Lately, Rwandans have experienced the problem of load-shedding, which EWSA attributes to maintenance of power plants.
The country also has some of the highest power tariffs in the region, yet, EWSA continues to post losses. The authority forecasts to break-even in 2014 by investing in cheaper energy generation systems.
Mid this year, energy prices rose by 20 per cent, on average. EWSA said the move was due to a global rise in prices of iron, steel and copper—the raw materials used in the manufacture of transformers and cables as well as the volatility in the foreign exchange market.
Energy costs for industries working during peak hours were raised to Rwf140 per kWh excluding VAT, up from Rwf105 kWh.

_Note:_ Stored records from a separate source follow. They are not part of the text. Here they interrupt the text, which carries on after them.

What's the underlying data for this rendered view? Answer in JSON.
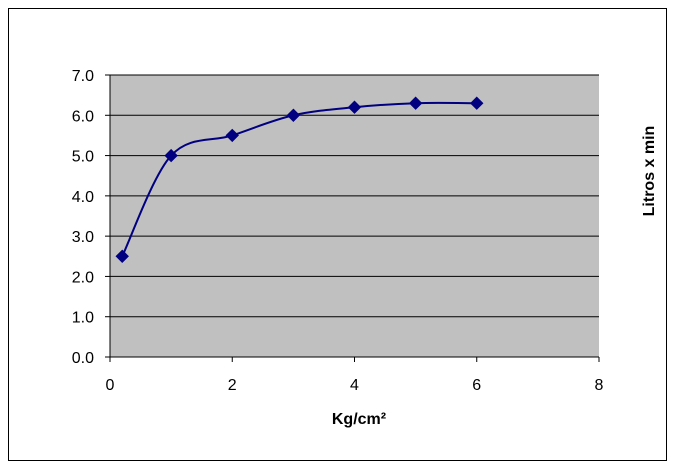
{
  "chart_data": {
    "type": "scatter",
    "title": "",
    "xlabel": "Kg/cm²",
    "ylabel": "Litros x min",
    "xlim": [
      0,
      8
    ],
    "ylim": [
      0,
      7
    ],
    "x_ticks": [
      "0",
      "2",
      "4",
      "6",
      "8"
    ],
    "y_ticks": [
      "0.0",
      "1.0",
      "2.0",
      "3.0",
      "4.0",
      "5.0",
      "6.0",
      "7.0"
    ],
    "grid": "horizontal",
    "legend": "none",
    "line": "smoothed",
    "marker": "diamond",
    "series": [
      {
        "x": [
          0.2,
          1,
          2,
          3,
          4,
          5,
          6
        ],
        "values": [
          2.5,
          5.0,
          5.5,
          6.0,
          6.2,
          6.3,
          6.3
        ]
      }
    ],
    "colors": {
      "plot_area": "#c0c0c0",
      "series": "#000080",
      "grid": "#000000"
    }
  }
}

Government is investing heavily in the energy sector to avert the shortfall in supply as well as bringing down energy costs to stimulate business growth.

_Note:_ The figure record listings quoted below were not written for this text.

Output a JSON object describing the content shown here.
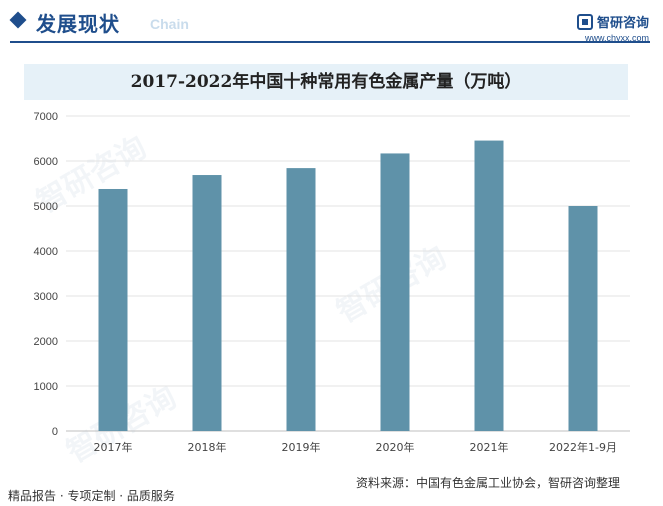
{
  "header": {
    "section_title": "发展现状",
    "section_sub": "Chain",
    "brand_name": "智研咨询",
    "brand_url": "www.chyxx.com",
    "watermark": "智研咨询"
  },
  "chart_data": {
    "type": "bar",
    "title": "2017-2022年中国十种常用有色金属产量（万吨）",
    "categories": [
      "2017年",
      "2018年",
      "2019年",
      "2020年",
      "2021年",
      "2022年1-9月"
    ],
    "values": [
      5378,
      5688,
      5842,
      6168,
      6454,
      5000
    ],
    "xlabel": "",
    "ylabel": "",
    "ylim": [
      0,
      7000
    ],
    "yticks": [
      0,
      1000,
      2000,
      3000,
      4000,
      5000,
      6000,
      7000
    ],
    "grid": true,
    "bar_color": "#5f92a9"
  },
  "footer": {
    "left": "精品报告 · 专项定制 · 品质服务",
    "source": "资料来源：中国有色金属工业协会，智研咨询整理"
  }
}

Projects in progress to mitigate the power shortage include Kivu Watt, which is expected to produce some 25MW of electricity by the end this year. Others are Nyabarongo hydro power project, expected to produce 28MW by end 2013 plus tapping of peat and solar energy projects.
According to the 2012/13 budget, priority projects in infrastructure development include the proposed Nyabarongo hydro-power and Micro-Hydros totalling $ million which will generate around 15 megawatts of electricity.